Incorporating Luminance, Depth and Color Information by a Fusion-based Network for Semantic Segmentation
This work addresses semantic segmentation for autonomous driving or robotics by improving performance with multi-modal data, though it appears incremental as it builds on existing fusion methods.
The authors tackled RGB-D semantic segmentation by proposing LDFNet, a fusion-based network that incorporates luminance, depth, and color information, which outperforms state-of-the-art systems on the Cityscapes dataset with faster inference speed.

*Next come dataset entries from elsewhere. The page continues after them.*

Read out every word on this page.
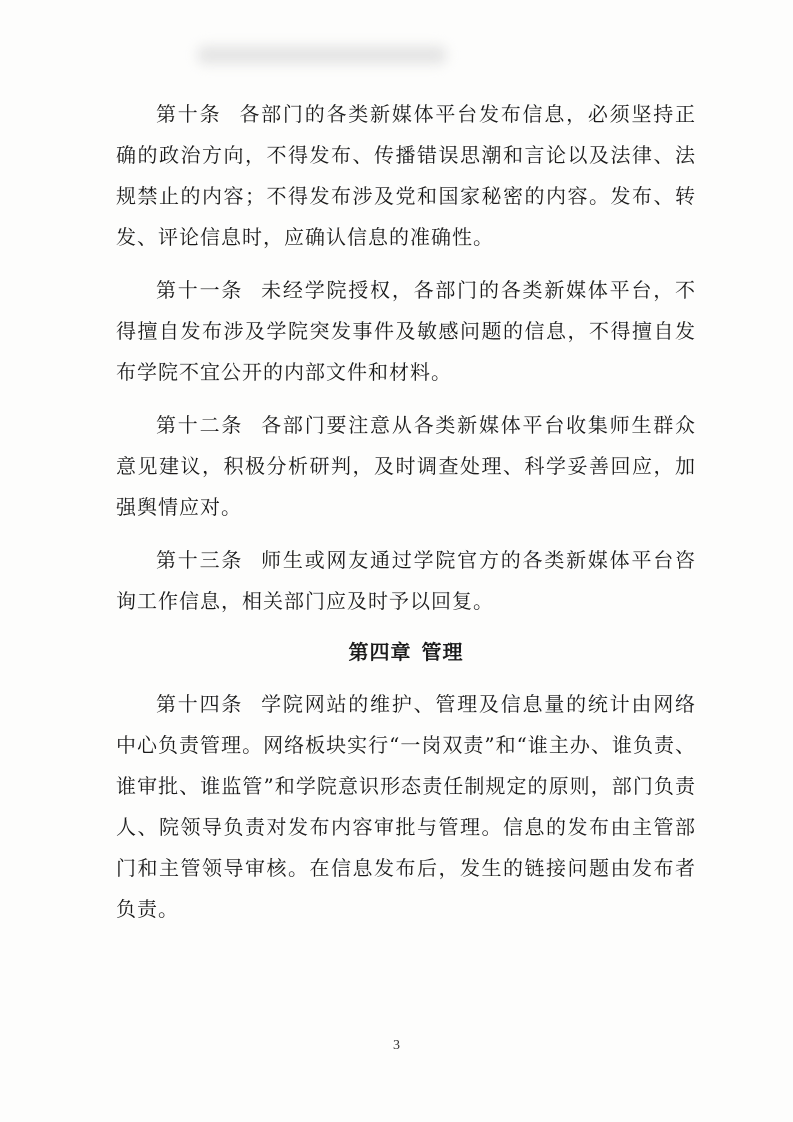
第十条 各部门的各类新媒体平台发布信息，必须坚持正确的政治方向，不得发布、传播错误思潮和言论以及法律、法规禁止的内容；不得发布涉及党和国家秘密的内容。发布、转发、评论信息时，应确认信息的准确性。

第十一条 未经学院授权，各部门的各类新媒体平台，不得擅自发布涉及学院突发事件及敏感问题的信息，不得擅自发布学院不宜公开的内部文件和材料。

第十二条 各部门要注意从各类新媒体平台收集师生群众意见建议，积极分析研判，及时调查处理、科学妥善回应，加强舆情应对。

第十三条 师生或网友通过学院官方的各类新媒体平台咨询工作信息，相关部门应及时予以回复。

第四章 管理

第十四条 学院网站的维护、管理及信息量的统计由网络中心负责管理。网络板块实行“一岗双责”和“谁主办、谁负责、谁审批、谁监管”和学院意识形态责任制规定的原则，部门负责人、院领导负责对发布内容审批与管理。信息的发布由主管部门和主管领导审核。在信息发布后，发生的链接问题由发布者负责。

3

Semantic segmentation has made encouraging progress due to the success of deep convolutional networks in recent years. Meanwhile, depth sensors become prevalent nowadays, so depth maps can be acquired more easily. However, there are few studies that focus on the RGB-D semantic segmentation task. Exploiting the depth information effectiveness to improve performance is a challenge. In this paper, we propose a novel solution named LDFNet, which incorporates Luminance, Depth and Color information by a fusion-based network. It includes a sub-network to process depth maps and employs luminance images to assist the depth information in processes. LDFNet outperforms the other state-of-art systems on the Cityscapes dataset, and its inference speed is faster than most of the existing networks. The experimental results show the effectiveness of the proposed multi-modal fusion network and its potential for practical applications.